Reasonable, Not Radical, Budget Solutions
The Illinois Policy Institute
The Illinois Policy Institute’s Budget Solutions 2011 offers an alternative spending blueprint that addresses our state’s immediate problems rather than kicking the can further down the road.
Here are the facts about Budget Solutions 2011 and its recommendations.
Myth: You can’t make reductions like these without random, slash-and-burn cuts.
Fact: The spending recommendations in Budget Solutions 2011 are based on the careful application of guiding principles. We seek to allocate scarce resources where they’re needed most.
Budget Solutions 2011 is modeled on the official budget proposal from Governor Pat Quinn, and its detailed department-by-department tables include information on 2009 actual spending, 2010 estimated spending, Governor Quinn’s 2011 proposed spending, as well as the Illinois Policy Institute’s allocations for 2011, 2012, and 2013.
Our spending recommendations were based on the following four principles:
- Setting Priorities: Every budget is an exercise in setting priorities because there is never enough money to pay for every program desired. When revenues fall, as they inevitably do every business cycle, the need to prioritize spending becomes even more acute.
- Transparency and Accountability: State government must accept its responsibilities, use taxpayers’ money in full sunlight, and hold programs accountable for results. This budget proposal directs funds to make the workings of government transparent to the public, legislators, and managers in executive agencies.
- Spending Fairness: Government expenditures are to improve the public welfare, not the welfare of specific groups. When the state tries to pick economic winners and losers, every other taxpayer bears the burden.
- Last In, First Out: Over the last decade, the state has created or expanded a variety of programs. The state needs to focus on core services, and our budget prioritizes accordingly.
Myth: This budget outlines an unreasonable “doomsday” scenario.
Fact: Budget Solutions 2011 offers a reasonable spending plan that tracks historical spending levels.
Budget Solutions 2011 would limit Fiscal Year 2011 general appropriations to $21.3 billion. Including the state pension payment and transfers out, total spending would amount to $27 billion, which equals outlays of $2,089 per resident. Compare this to Fiscal Year 2003—a year similar to 2011 in the market cycle. On an inflation-adjusted basis, Illinois state government spent $2,302 per person in Fiscal Year 2003. This is hardly a “doomsday” scenario.
Myth: This budget’s suggestions are impossible to implement.
Fact: Budget Solutions 2011 offers recommendations that are already being pursued in other states.
Taking a “business as usual” approach to the state’s budget problems won’t work anymore. Budget Solutions 2011 readers are asked to avoid the trap of reverting back to a “we’ve never done it this way before; it can’t be done” mindset. Illinois’s leaders need to seek out innovative changes—both in their spending allocations and their approach to how government operates—in order to put the state back on the path to fiscal sustainability.
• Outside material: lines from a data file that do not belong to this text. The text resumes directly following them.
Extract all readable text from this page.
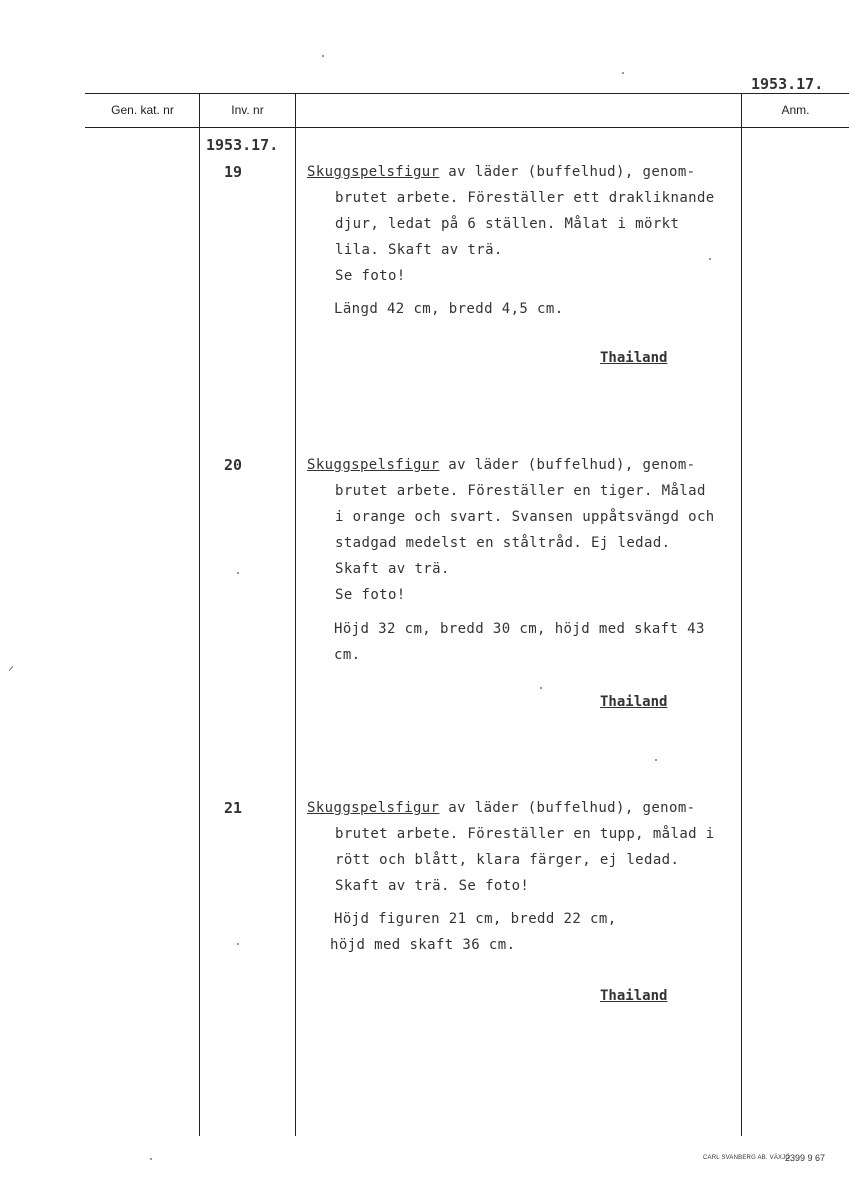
1953.17.
Gen. kat. nr	Inv. nr	Anm.
1953.17.
19	Skuggspelsfigur av läder (buffelhud), genom-
brutet arbete. Föreställer ett drakliknande
djur, ledat på 6 ställen. Målat i mörkt
lila. Skaft av trä.
Se foto!
Längd 42 cm, bredd 4,5 cm.
Thailand
20	Skuggspelsfigur av läder (buffelhud), genom-
brutet arbete. Föreställer en tiger. Målad
i orange och svart. Svansen uppåtsvängd och
stadgad medelst en ståltråd. Ej ledad.
Skaft av trä.
Se foto!
Höjd 32 cm, bredd 30 cm, höjd med skaft 43
cm.
Thailand
21	Skuggspelsfigur av läder (buffelhud), genom-
brutet arbete. Föreställer en tupp, målad i
rött och blått, klara färger, ej ledad.
Skaft av trä. Se foto!
Höjd figuren 21 cm, bredd 22 cm,
höjd med skaft 36 cm.
Thailand
CARL SVANBERG AB. VÄXJÖ
2399 9 67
Many of the ideas outlined in Budget Solutions 2011 are already being pursued in other states. For example, New Jersey Governor Chris Christie is reducing transit funding, cutting low- priority boards and commissions, and tackling public employee retirement benefit costs. In Virginia, Governor Bob McDonnell is reducing state employee pay, cutting Medicaid payments, and reducing aid to school districts. Governor Christie and Governor McDonnell are working to tackle their deficits without tax hikes—so should Illinois.
Myth: This budget only cuts spending.
Fact: Budget Solutions 2011 makes spending increase recommendations where appropriate.
Budget Solutions 2011 increases funding for the Department of Veterans’ Affairs operation of the LaSalle Expansion, which will help make more beds available at the LaSalle veterans’ home. Within the Department of State Police, funding for the Statewide Sexual Assault Evidence Collection Program is increased. In the Department of Human Rights, funding for reducing the number of open equal employment opportunity cases is increased. In many cases, the program and grant allocations made in Budget Solutions 2011 are the exact same as Governor Quinn’s requests.